What do you think? What should churches do to help repair the damage we've caused?


Madeleine said...

Hmmm good question. I guess follow the teachings of Jesus because that is what everyone relates to whatever religion/ethnic background they are from if you treat them with respect and courtesy the rest will follow. :O)

The Blogger Formerly Known As said...

You can encourage people to mix at a party, but by the end, everyone’s gone back to the groups they know again.

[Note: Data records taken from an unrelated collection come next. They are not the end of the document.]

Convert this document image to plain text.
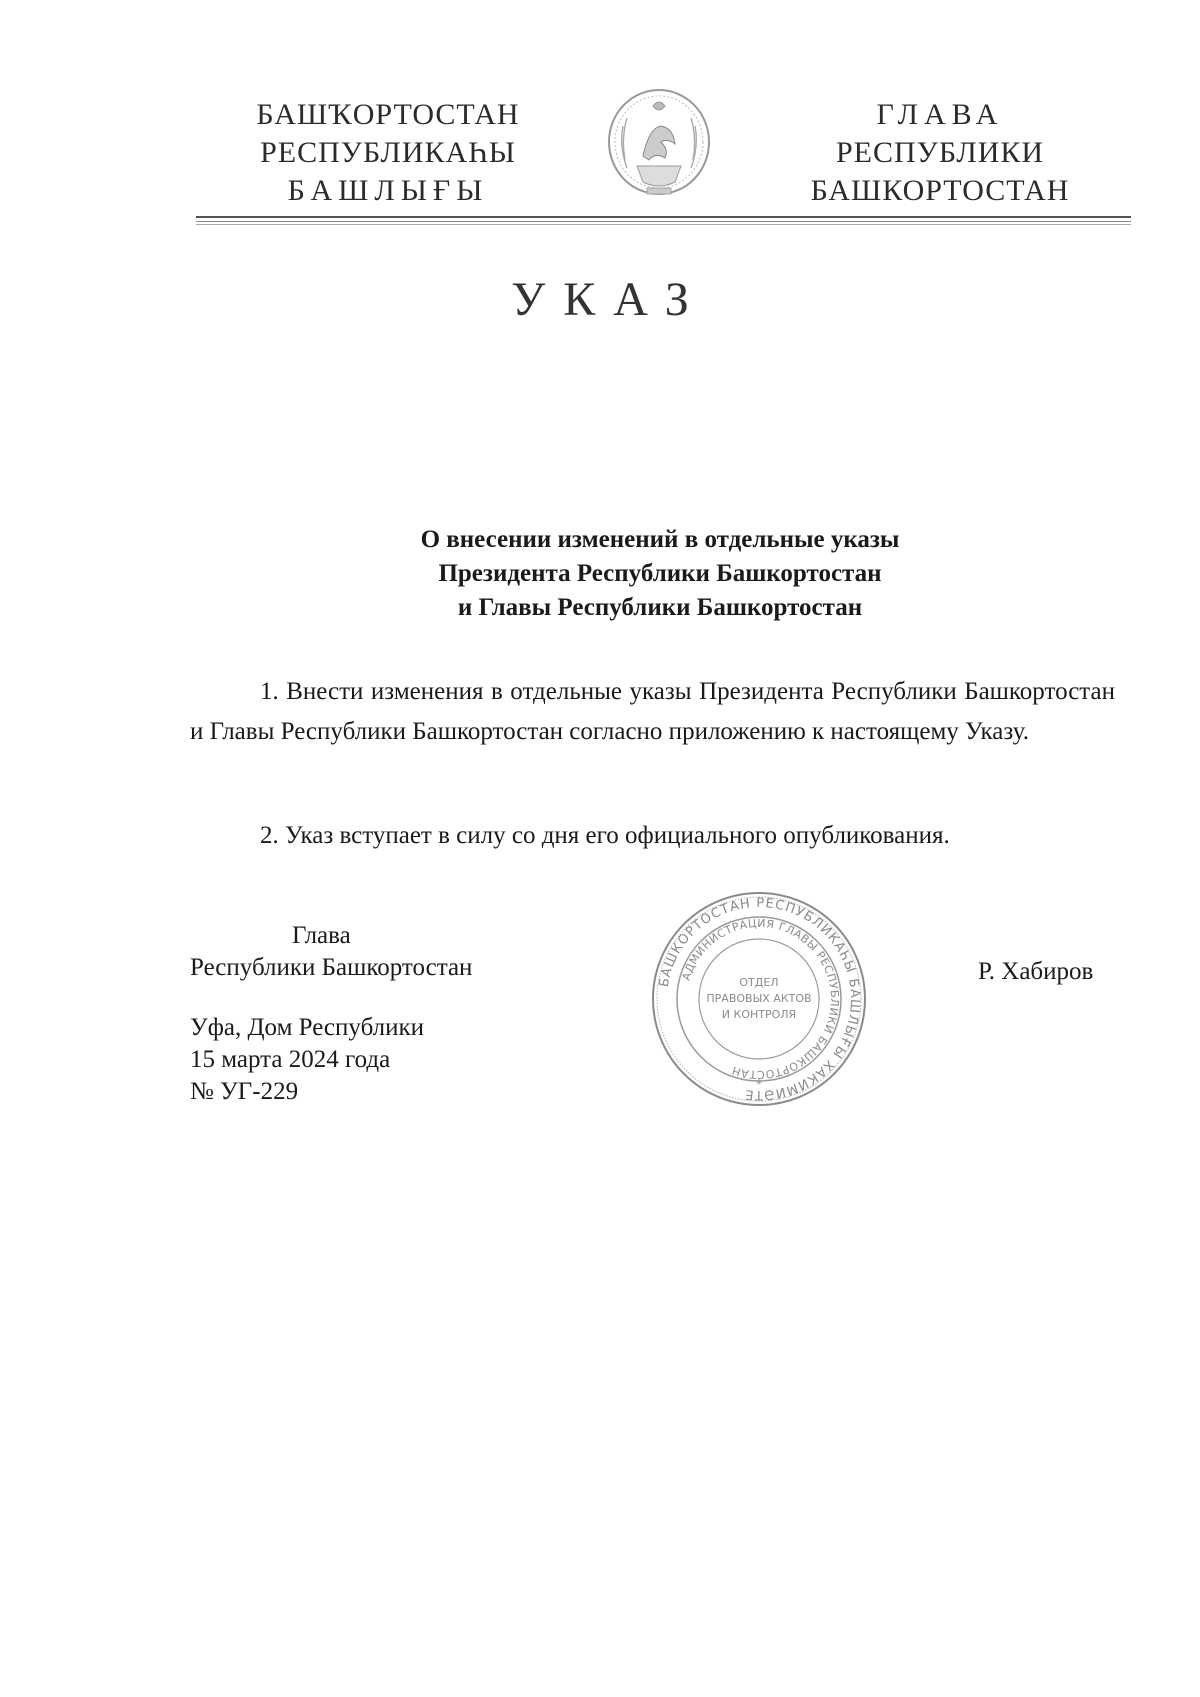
БАШҠОРТОСТАН
РЕСПУБЛИКАҺЫ
БАШЛЫҒЫ
ГЛАВА
РЕСПУБЛИКИ
БАШКОРТОСТАН
УКАЗ
О внесении изменений в отдельные указы
Президента Республики Башкортостан
и Главы Республики Башкортостан
1. Внести изменения в отдельные указы Президента Республики Башкортостан и Главы Республики Башкортостан согласно приложению к настоящему Указу.
2. Указ вступает в силу со дня его официального опубликования.
Глава
Республики Башкортостан
Уфа, Дом Республики
15 марта 2024 года
№ УГ-229
Р. Хабиров
БАШКОРТОСТАН РЕСПУБЛИКАҺЫ БАШЛЫҒЫ ХАКИМИӘТЕ
АДМИНИСТРАЦИЯ ГЛАВЫ РЕСПУБЛИКИ БАШКОРТОСТАН
ОТДЕЛ
ПРАВОВЫХ АКТОВ
И КОНТРОЛЯ
*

I suppose ignorance and fear make us segregate ourselves. Stupid really; integration could be so enriching.

Su said...

@Madeleine: Very true!

@Blogger: An excellent point. Sigh...

Timbra said...

i don't know if it's "american" churches as much as regional. . . i mean, in UT there are THIRTEEN congregations and about as many "cofc" christians as there were in the country of Fiji (incidentally, less than 1million people, 13 congregations). . . we just don't have that kind of latitude to be building buildings for convenience and location. . .all the "good locations" have already been purchased up here ". . . in fact, i SO appreciate this congregation, set in one of probably the three "wealthiest" areas. . . the building can barely be supported b/c the demographic of attendees does not fit the demographic of the building location. . . VERY diverse, many "down and out," etc.

Anonymous said...

I'm not simply baffled its still an issue, I'm even more baffled that some of the worst perpetrators of racial hatred are religious.

Su said...

@Timbra: I can't claim to be an expert on every area of the country, of course, but that sounds more like an exception than the rule. And I'm not talking about one denomination-- it's across the board. :(

@Charlie: Yep. It's sickening.

Kari Marie said...

Religion can be a barrier to faith, and sometimes serves to divide us rather than unite. It's not intentional, but it's unfortunate.

Su said...

I agree. I'm not expecting to fix the whole world with one blog post, but I just have this feeling that there must be something that I could do differently, you know? And then encourage others to do the same. The whole "be the change you want to see" thing-- is that a nice saying, or can it be truly acted upon, I wonder?